Brooklyn Oil Terminal Strikers – “A Multi-Billionaire Can Afford Fair Pay”
(NEW YORK CITY) - Workers on Strike at the United Metro Energy Corporation Fuel Terminal in Brooklyn marked the six-month anniversary of their walkout on Thursday (October 19th), with a rally outside the Midtown offices of billionaire owner John Catsimatidis.
“There’s a reason for this,” Teamsters Local 553 Secretary-Treasurer Demos Demopoulos told the roughly 50 supporters there. “The man can afford it. We’re talking about paying fourteen people the same wages and benefits as the rest of the industry.”
The 14 Workers walked out on April 19th after more than two years trying to win their first Union contract.
They voted to join Local 553 in February 2019.
The main issues are pay, benefits, and rights on the job, Union Activist André Soleyn told LaborPress before the rally.

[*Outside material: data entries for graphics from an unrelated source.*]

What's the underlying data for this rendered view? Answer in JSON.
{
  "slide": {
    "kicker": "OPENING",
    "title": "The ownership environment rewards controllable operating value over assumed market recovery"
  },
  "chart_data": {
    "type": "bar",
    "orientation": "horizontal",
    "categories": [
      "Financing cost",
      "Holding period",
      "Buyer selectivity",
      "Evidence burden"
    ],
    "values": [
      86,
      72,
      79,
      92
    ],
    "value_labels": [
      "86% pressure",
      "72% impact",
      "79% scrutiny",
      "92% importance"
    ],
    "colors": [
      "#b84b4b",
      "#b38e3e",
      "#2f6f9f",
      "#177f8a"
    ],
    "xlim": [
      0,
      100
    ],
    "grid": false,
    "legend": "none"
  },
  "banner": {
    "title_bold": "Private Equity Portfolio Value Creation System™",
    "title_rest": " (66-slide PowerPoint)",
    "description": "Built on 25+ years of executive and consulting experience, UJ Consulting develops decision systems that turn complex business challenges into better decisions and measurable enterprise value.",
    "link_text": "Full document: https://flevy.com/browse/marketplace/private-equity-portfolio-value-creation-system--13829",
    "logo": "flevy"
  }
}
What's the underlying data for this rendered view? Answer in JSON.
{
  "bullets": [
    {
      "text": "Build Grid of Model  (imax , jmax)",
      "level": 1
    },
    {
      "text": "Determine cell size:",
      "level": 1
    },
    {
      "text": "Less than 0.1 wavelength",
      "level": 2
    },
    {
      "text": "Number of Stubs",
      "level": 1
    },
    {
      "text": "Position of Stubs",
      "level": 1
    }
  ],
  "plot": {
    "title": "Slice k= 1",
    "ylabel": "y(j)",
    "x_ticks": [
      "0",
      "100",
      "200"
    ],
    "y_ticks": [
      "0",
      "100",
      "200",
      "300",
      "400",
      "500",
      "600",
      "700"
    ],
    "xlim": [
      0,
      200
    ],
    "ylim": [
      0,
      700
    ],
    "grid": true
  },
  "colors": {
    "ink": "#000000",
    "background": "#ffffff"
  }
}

United Metro pays significantly below industry standards, says Demopoulos.
For example, Soleyn gets $26 an hour, while Workers at other fuel companies in New York City get $36 for the same job.
Their current medical coverage, Soleyn says, has high co-payments and such a narrow network of doctors and hospitals that “you have to do a big exhaustive search to find anybody that accepts it.”
The Workers also want a real pension, while Catsimatidis is offering a 401(k) plan, says Demopoulos.
Finally, they can be fired - at will.
“You’re on edge - you are wondering will your number be next,” Soleyn said.
Eight of the 14 Strikers have been terminated, with Soleyn the first one, on April 19th.
He’d worked there since 2015.
A Terminal Operator, he ran the machinery that transfers diesel fuel, heating oil and gasoline from ships to storage tanks to trucks, while also keeping track of inventory and the trucks arriving.
Soleyn says a company lawyer told Demopoulos that his being axed first was “the luck of the draw.”
He laughs when it is suggested that the reason was “pour encourager les autres” - a sardonic French phrase for an execution intended “to encourage the others.”
Local 553 filed an Unfair Labor Practice (ULP) complaint with the National Labor Relations Board (NLRB) in September, alleging that the firings were illegal retaliation against the Union supporters.
The company has 100 other Employees at the terminal, on Newtown Creek in Greenpoint, including 25 Truck Drivers who are Local 553 Members and who are not on Strike.
With a net worth of almost $4 billion, those attending the rally said there’s no reason why Catsimatidis can’t pay 14 Workers what others get for doing the same kind of work.
Another issue is whether the eight sacked Strikers will be able to get their jobs back after being told that they’d been “permanently replaced.”
Employers have the legal right to hire permanent replacements in a Strike over economic issues, but not if the NLRB rules that it was retaliation for Union activity.
“We’ll prevail on that,” Demopoulos confidently said.